Paying for Clean-up and Repairs

  • Check or credit card: Negotiate a reasonable down payment by check or credit card. Never pay in cash, and never pay the full cost of repairs upfront. Some states actually limit the amount of money a contractor can ask for as a down payment. Contact your state or local consumer protectionstate or local consumer agency to find out the law in your area. And never make the final payment until the work is done and you’re satisfied with it.
  • Insurance: Never sign your insurance check or claim over to a contractor. Instead, arrange with your bank or credit union for a Certificate of Completion. That way, the bank will pay the contractor for each stage of the job after you have given your approval.
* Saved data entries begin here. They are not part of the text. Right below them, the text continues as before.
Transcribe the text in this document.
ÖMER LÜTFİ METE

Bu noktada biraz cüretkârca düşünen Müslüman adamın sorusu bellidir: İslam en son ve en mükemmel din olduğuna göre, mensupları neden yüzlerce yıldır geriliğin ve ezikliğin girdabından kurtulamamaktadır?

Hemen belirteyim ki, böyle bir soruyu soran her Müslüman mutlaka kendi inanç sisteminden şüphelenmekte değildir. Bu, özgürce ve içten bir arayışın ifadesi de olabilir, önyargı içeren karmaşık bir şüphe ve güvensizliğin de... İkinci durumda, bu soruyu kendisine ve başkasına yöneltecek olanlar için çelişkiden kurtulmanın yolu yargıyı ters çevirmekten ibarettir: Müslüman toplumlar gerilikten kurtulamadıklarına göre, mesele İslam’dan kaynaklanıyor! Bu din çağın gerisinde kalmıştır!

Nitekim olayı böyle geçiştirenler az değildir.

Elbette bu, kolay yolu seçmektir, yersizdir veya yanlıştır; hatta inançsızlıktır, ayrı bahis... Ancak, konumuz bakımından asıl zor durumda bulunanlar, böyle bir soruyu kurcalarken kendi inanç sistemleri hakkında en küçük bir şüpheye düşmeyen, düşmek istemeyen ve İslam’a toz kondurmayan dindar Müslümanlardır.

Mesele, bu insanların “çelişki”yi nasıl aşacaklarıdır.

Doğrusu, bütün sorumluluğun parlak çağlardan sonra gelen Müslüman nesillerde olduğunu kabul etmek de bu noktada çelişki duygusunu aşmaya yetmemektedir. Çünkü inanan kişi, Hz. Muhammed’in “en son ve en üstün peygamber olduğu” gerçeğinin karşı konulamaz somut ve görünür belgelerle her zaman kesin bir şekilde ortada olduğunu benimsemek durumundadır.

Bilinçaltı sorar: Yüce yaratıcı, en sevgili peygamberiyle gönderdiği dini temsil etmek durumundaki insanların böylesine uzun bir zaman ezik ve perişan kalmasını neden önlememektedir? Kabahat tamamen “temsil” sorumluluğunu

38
  • FEMA disaster relief: FEMA operates a Disaster Housing Program to help people who have been forced out of their homes by disasters. This includes Disaster Home Repair Assistance, which gives grants to people for minor but necessary disaster-related repairs. Call the FEMA Disaster Helpline at 1-800-621-FEMA.
  • SBA loans: The U.S. Small Business Administration makes low-interest loans of up to $200,000 to homeowners to repair or replace damaged or destroyed real estate.
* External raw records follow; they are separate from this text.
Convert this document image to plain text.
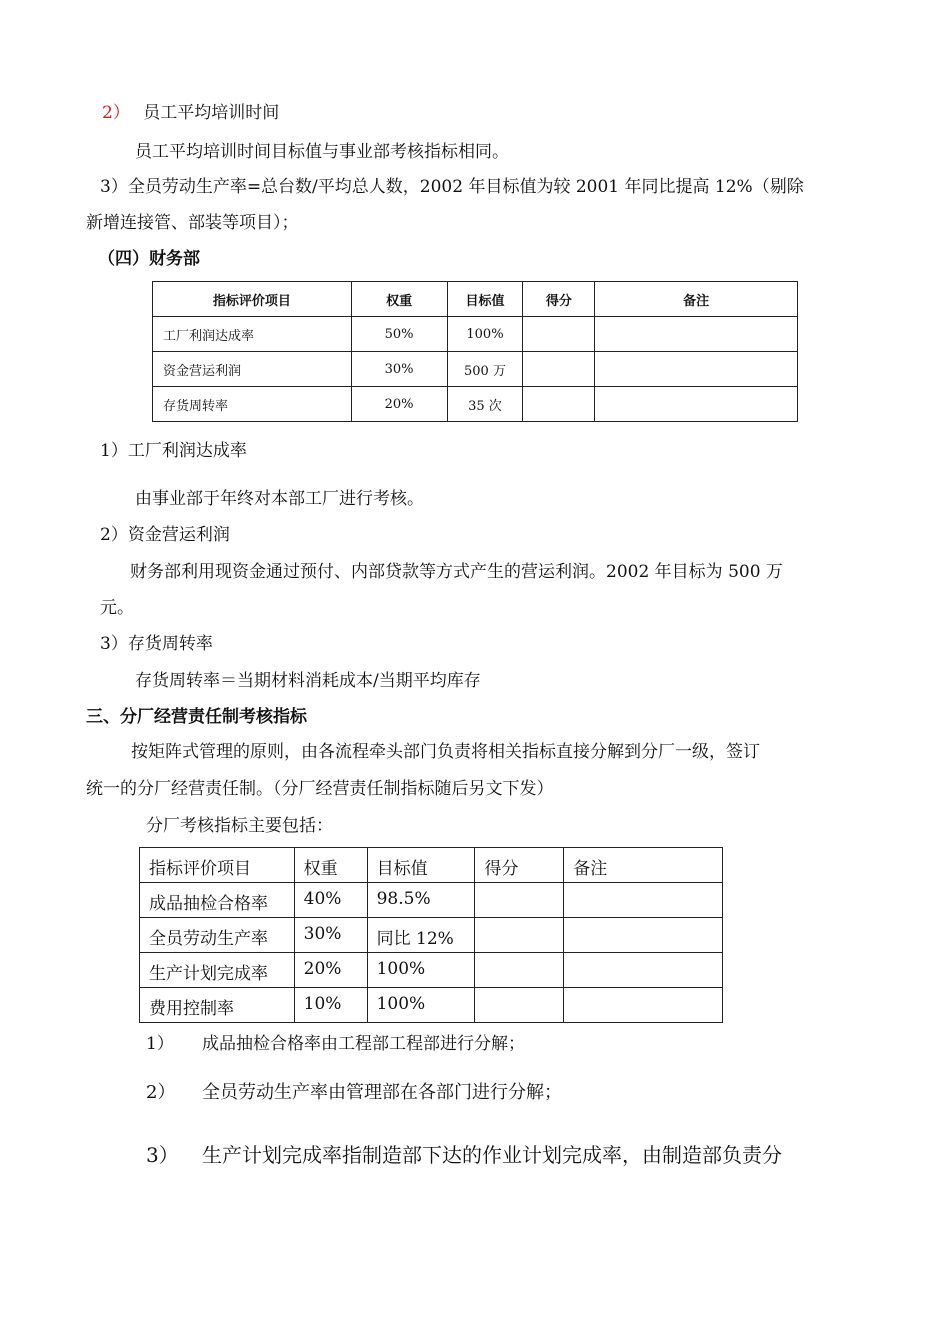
2） 员工平均培训时间
员工平均培训时间目标值与事业部考核指标相同。
3）全员劳动生产率=总台数/平均总人数，2002 年目标值为较 2001 年同比提高 12%（剔除
新增连接管、部装等项目）；
（四）财务部
指标评价项目	权重	目标值	得分	备注
工厂利润达成率	50%	100%		
资金营运利润	30%	500 万		
存货周转率	20%	35 次		
1）工厂利润达成率
由事业部于年终对本部工厂进行考核。
2）资金营运利润
财务部利用现资金通过预付、内部贷款等方式产生的营运利润。2002 年目标为 500 万
元。
3）存货周转率
存货周转率＝当期材料消耗成本/当期平均库存
三、分厂经营责任制考核指标
按矩阵式管理的原则，由各流程牵头部门负责将相关指标直接分解到分厂一级，签订
统一的分厂经营责任制。（分厂经营责任制指标随后另文下发）
分厂考核指标主要包括：
指标评价项目	权重	目标值	得分	备注
成品抽检合格率	40%	98.5%		
全员劳动生产率	30%	同比 12%		
生产计划完成率	20%	100%		
费用控制率	10%	100%		
1） 成品抽检合格率由工程部工程部进行分解；
2） 全员劳动生产率由管理部在各部门进行分解；
3） 生产计划完成率指制造部下达的作业计划完成率，由制造部负责分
  • Personal loans: If you decide to get a loan to pay for the work, be cautious about using your home as security. If you don’t repay the loan as agreed, you could lose your home. Consider asking an attorney to review the loan documents.

How To Handle Problems

  • Report fraud, waste, or abuse involving FEMA disaster assistance programs. Contact the Department of Homeland Security’s Inspector General’s Office at 1-800-323-8603.
  • Report scams. If you think you see a scam, report it to the Federal Trade Commission at Your report could help the FTC stop the scammers and help someone else avoid that scam.